Courtland considering historic district designation

Published 11:33 am Friday, September 15, 2017

Courtland residents interested in having the town be designated a national historic district learned details of the process on Tuesday afternoon in the supervisors’ boardroom. Presenting the information was Elizabeth H. Lipford of the Department of Historic Resources from Richmond.

Early on, she informed them that the town is eligible — though apparently no one’s looked at the issue for 17 years — and that a recommendation could be made as early as next week.

A National Register Historic District is defined as a collection of buildings that share a similar period of development and architectural character, said Lipford, an architectural historian for the Eastern Regional Preservation Office. Boundaries can be physical in nature, such as a river, hills, lakes or valleys, or made by people, such as roads and highways; political borders can also be considered.

For a property to be placed on the list, must meet at least one of the four following criteria:

First, it must have a history and have made contributions to broad patterns of history. Second, significant persons must be associated with the place. Third, historic architecture and design — including landscaping — are included; and fourth, if archaeological sites are present, research could be done to see what can be learned. She added that a lot of sites on the register are based on the last point.

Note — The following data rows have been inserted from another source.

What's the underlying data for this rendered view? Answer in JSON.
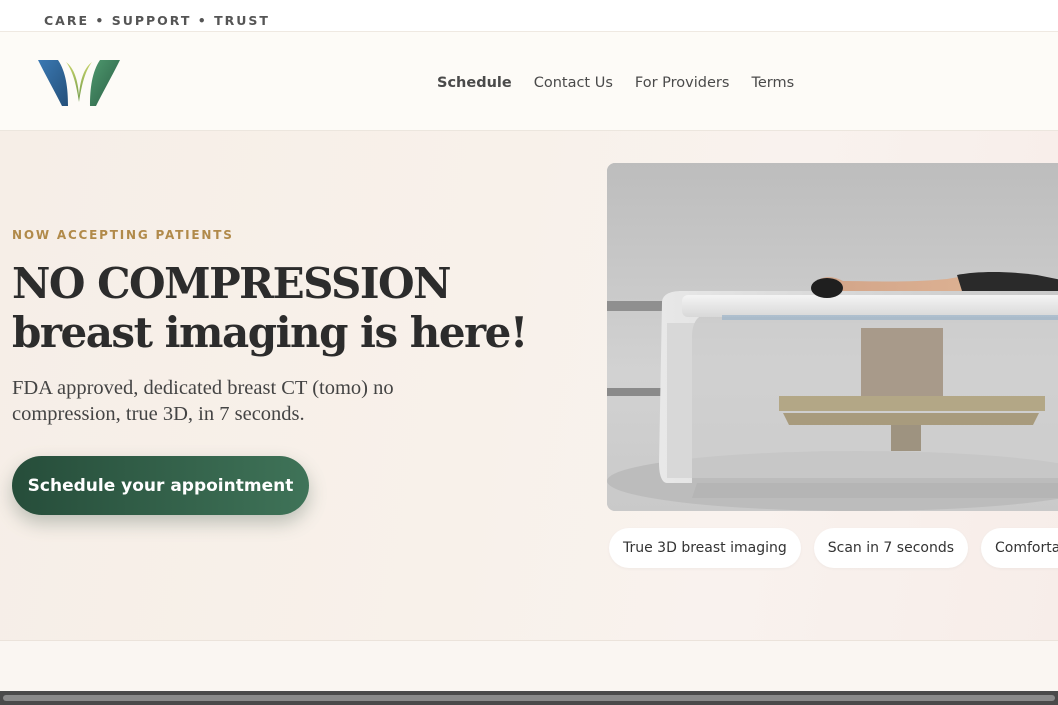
{
  "topbar": {
    "tagline": "CARE • SUPPORT • TRUST"
  },
  "header": {
    "nav": [
      {
        "label": "Schedule",
        "active": true
      },
      {
        "label": "Contact Us",
        "active": false
      },
      {
        "label": "For Providers",
        "active": false
      },
      {
        "label": "Terms",
        "active": false
      }
    ]
  },
  "hero": {
    "eyebrow": "NOW ACCEPTING PATIENTS",
    "headline_line1": "NO COMPRESSION",
    "headline_line2": "breast imaging is here!",
    "subtext": "FDA approved, dedicated breast CT (tomo) no compression, true 3D, in 7 seconds.",
    "cta_label": "Schedule your appointment",
    "chips": [
      "True 3D breast imaging",
      "Scan in 7 seconds",
      "Comfortable"
    ]
  },
  "colors": {
    "accent_gold": "#b18a4a",
    "cta_green_start": "#264d3a",
    "cta_green_end": "#3f7358",
    "logo_blue": "#2f5f8e",
    "logo_green": "#3a7a5a"
  },
  "icons": {
    "logo": "leaf-w-logo"
  }
}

The town comes under the first and third qualifications, and Lipford noted there are 250 buildings within a qualifying area. One of, if not the most notable places is the courthouse, dating to 1752. She noted that Southampton is one of the few counties in which the courthouse has always been in the same place.

“For state and national levels, it’s an honorary designation,” said Lipford. “Changing out windows is OK, for example. We don’t get involved, but we’ll make recommendations about sensitive preservation treatment.

She noted that there is a state review board and board of Historic Resources, the latter of which appointed by the governor. They have the authority to put things and places on the state register.

The same criteria and forms apply for both national and state designations. To be on the former, though, doesn’t not automatically include the latter.

To inventory places and determine what qualifies can be a big project, said Lipford. Such a survey can be expensive if a consultant is used.

“Probably to do a whole inventory can cost $40,000 to $50,000,” she said, adding that it doesn’t have to be done in one fell swoop. For example, a small district can be outlined one year, and a nomination report made the next, and so on. Once a place is listed, it stays listed.

There’s no state funds available, but there is a tax-incentive program that can be sought.

The National Parks Service sometimes has grants, she added.

“We hope that you will consider going forth with the designation. We would love to work with the town toward that end. If not, you still have an eligible district and that’s important, too,” Lipford said. “Courtland is pretty high in richness of history.”